ADHD, Combined Type: This type includes symptoms from both of the above groups.
What Causes ADHD?
It is believed that ADHD may stem from sensory deprivation. Having such an interference with the perceptive senses or movement may produce a central nervous system that behaves as if it is overcharged, causing energy to build up until there is some outlet to expend it. As a result, movement and extra stimulation are required to use this excessive energy. If a child with ADHD is not provided with a method of using this energy, he or she may become irritable, upset or even lash out in anger or rage. Children with ADHD often appear to have difficulty holding attention or focus, display impulsive behaviors and activity levels beyond what might be typically expected. Often, they show poor academic performance as compared with their peers and have difficulty with social and emotional skills.
How Many Kids are Affected?
The number is higher than you might think. Many kids go day-by-day just trying to fit in without knowing they have ADHD. Sometimes healthcare providers miss the signs or parents may not wish to have their child diagnosed officially. Then, there are those occasions where parents and caregivers try to have their child diagnosed, when there is really nothing going on, other than having a healthy, energetic child. Whatever the reason, the evidence points to a high incidence of the diagnosis Attention Deficit Hyperactivity Disorder, or ADHD, and is rising as the most common psychiatric diagnostic label for children. According to the Centers for Disease Control and Prevention (CDC), close to 10 percent of children aged four to 17 in the United States have ever been diagnosed with ADHD. This number has continued to rise in recent years. The National Institutes of Health, states that ADHD is the most common behavioral disorder among children. Historically boys have been diagnosed at a much higher rate then girls, nearly nine times as many boys appear to be affected. However, the rate for girls diagnosed with ADHD is on the rise.

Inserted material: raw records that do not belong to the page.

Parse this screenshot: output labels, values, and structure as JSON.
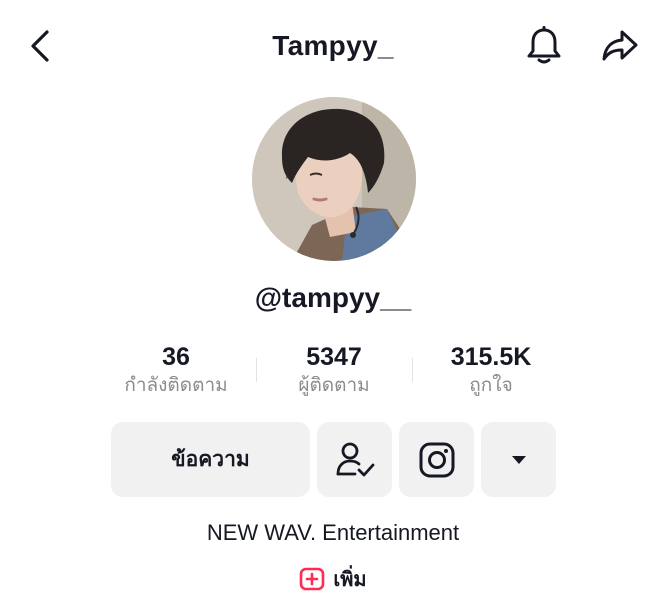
{
  "header": {
    "title": "Tampyy_",
    "back_icon": "chevron-left-icon",
    "bell_icon": "bell-icon",
    "share_icon": "share-arrow-icon"
  },
  "profile": {
    "handle": "@tampyy__",
    "bio": "NEW WAV. Entertainment",
    "add_bio_label": "เพิ่ม"
  },
  "stats": [
    {
      "value": "36",
      "label": "กำลังติดตาม"
    },
    {
      "value": "5347",
      "label": "ผู้ติดตาม"
    },
    {
      "value": "315.5K",
      "label": "ถูกใจ"
    }
  ],
  "actions": {
    "message_label": "ข้อความ",
    "friend_icon": "person-check-icon",
    "instagram_icon": "instagram-icon",
    "more_icon": "caret-down-icon"
  },
  "colors": {
    "text": "#161823",
    "secondary_text": "#8a8b91",
    "button_bg": "#f1f1f2",
    "accent": "#fe2c55"
  }
}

Benefits of Pediatric Massage
The question for the massage therapy profession is what are the benefits for children with ADHD? Because under stimulation might be a cause, and excess energy is the result, pediatric massage may be a very effective intervention to provide comfort and relief of some the child's symptoms. Aside from only the symptom of hyperactivity, a child may present with a strong temper, defiance and lack the ability to "sit still" for long periods of time.
Two studies conducted by the Touch Research Institute at the University of Miami reported that regular massage therapy can be an effective treatment for kids with ADHD. One study found adolescent boys who received ten 15-minute daily massages were observed by their teachers to be more focused in their schoolwork and they fidgeted less. In addition, the children rated themselves as happier than those who participated in a relaxation therapy program.
Another study involved kids aged 7-18, 20 percent of whom were girls. Each subject received a 20-minute massage twice a week. They showed immediate improvement in their moods and longer-term behavioral improvement in the classroom. They also reported feeling happier and their teachers found them to be more attentive.
In adult studies, massage has been shown to reduce levels of the stress hormone cortisol, helping to mitigate the active fight-or-flight response. Massage also helps improve math computation performance and raises alertness levels, as measured on electroencephalograms (EEGs). Finally, massage decreases depression and increases mental focus. The same effects are seen in children and teenagers with ADHD. With this diagnosis on the rise, pediatric massage therapists need to arm themselves with tools, techniques and approaches to best serve children with ADHD. By doing our part now to support these children, we positively impact their future.